A Presbyterian theological college was established in 1892 and by 1894 a teachers' training college was opened.

As a historian of the Presbyterian Church in Canada, Bush said he is fascinated by the fact the "mission in Trinidad is led largely by the Indian community."

"If you look at our records ... in Canada, our records record the names of teachers and lay missionaries, long lists of Indian names who are listed in our books as being members of the mission, the Presbyterian Church in Canada, in Trinidad."

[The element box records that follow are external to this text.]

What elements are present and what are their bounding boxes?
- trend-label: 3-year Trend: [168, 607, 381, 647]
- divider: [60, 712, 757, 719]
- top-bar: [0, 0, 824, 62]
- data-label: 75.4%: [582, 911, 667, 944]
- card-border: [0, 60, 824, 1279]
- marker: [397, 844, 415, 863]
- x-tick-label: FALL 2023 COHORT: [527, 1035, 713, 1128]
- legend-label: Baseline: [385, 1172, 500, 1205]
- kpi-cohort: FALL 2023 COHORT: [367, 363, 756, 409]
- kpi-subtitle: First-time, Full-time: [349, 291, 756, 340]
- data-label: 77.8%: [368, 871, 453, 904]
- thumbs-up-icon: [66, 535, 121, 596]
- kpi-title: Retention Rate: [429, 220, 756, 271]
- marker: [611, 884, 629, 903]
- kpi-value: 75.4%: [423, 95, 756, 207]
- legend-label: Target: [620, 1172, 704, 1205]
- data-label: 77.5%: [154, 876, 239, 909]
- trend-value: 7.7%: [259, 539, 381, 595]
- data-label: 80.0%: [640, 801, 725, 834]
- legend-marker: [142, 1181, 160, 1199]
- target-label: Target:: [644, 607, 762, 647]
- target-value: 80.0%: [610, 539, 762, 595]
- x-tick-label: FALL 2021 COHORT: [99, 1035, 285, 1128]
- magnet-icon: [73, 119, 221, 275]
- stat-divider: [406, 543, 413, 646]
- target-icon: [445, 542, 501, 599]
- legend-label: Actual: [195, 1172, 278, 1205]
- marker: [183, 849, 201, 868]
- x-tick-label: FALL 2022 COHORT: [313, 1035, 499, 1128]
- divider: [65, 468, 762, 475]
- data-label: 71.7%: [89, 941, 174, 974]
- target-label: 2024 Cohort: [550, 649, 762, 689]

Susan Baboolal-Sam/National Trust of Trinidad & Tobago
Susan Baboolal-Sam/National Trust of Trinidad & Tobago

Teelucksingh said in addition to opening numerous schools in areas with a high concentration of indentured Indians, the Canadian Mission also offered night classes for adults and women missionaries from Canada taught women "catechism and domestic chores."

The popularity of the education opportunities offered by the Nova Scotian missionaries and their use of locally trained teachers led to a rapid expansion of their mission.

Although conversion was not a requirement for taking part in their educational programs, it was a requirement for taking up teaching positions, and some Indians, though not the majority, converted for the opportunities it offered for upward mobility.

Samaroo estimated that by 1956 there were 71 Presbyterian elementary and secondary schools in Trinidad serving 3,000 students.

Unintended consequences

He said that the influence of the missions also caused unintended negative effects on the Indian community, and the island in general, that persist to this day.

According to Samaroo, Presbyterian Indians became alienated from their culture as they were taught that they shouldn't bother with their old cultural ways.

He said because their education allowed them to prosper and move away from the plantations, it allowed them to ascend into "a higher echelon of the society" and become an "elite Indian class."

Susan Baboolal-Sam/National Trust of Trinidad & Tobago
Susan Baboolal-Sam/National Trust of Trinidad & Tobago

Teelucksingh said this distinction lessened when Hindu and Muslim schools started to be established in the 20th century, allowing the rest of the Indian population to catch up.

He said it became evident that many converts were actually "temporary Presbyterians," as they went to teach at the new schools with many reverting to their previous religious practices.

The more problematic side-effect, according to Samaroo, was that the Canadian Mission deepened racial divisions on the island.

He said the creation of divisions was not deliberate or unique to the missionaries but part of the British colonial system of "divide and rule."

"By going to the Indians and speaking in Indian languages and calling churches after Indian names," Samaroo said, "it created antagonism because you didn't have too many Black people in the Presbyterian circle, very few of them ... and that created a kind of ethnic competition, a kind of ethnic antagonism."

Despite the creation of divisions within the Indian community and the wider community, Samaroo believes the Canadian Mission had an overwhelmingly positive effect on the island.

"I think they were the major agencies for the emancipation of the Indians from the plantations to the professions," he said. "And had they not come, I think it would have taken much longer for the Indians to escape the drudgery of the plantation."

Today, four of the most prestigious high schools in Trinidad & Tobago — Naparima College, Naparima Girls' High School, Hillview College and St. Augustine Girls' High School — can trace their roots directly back to the work of missionaries from Nova Scotia.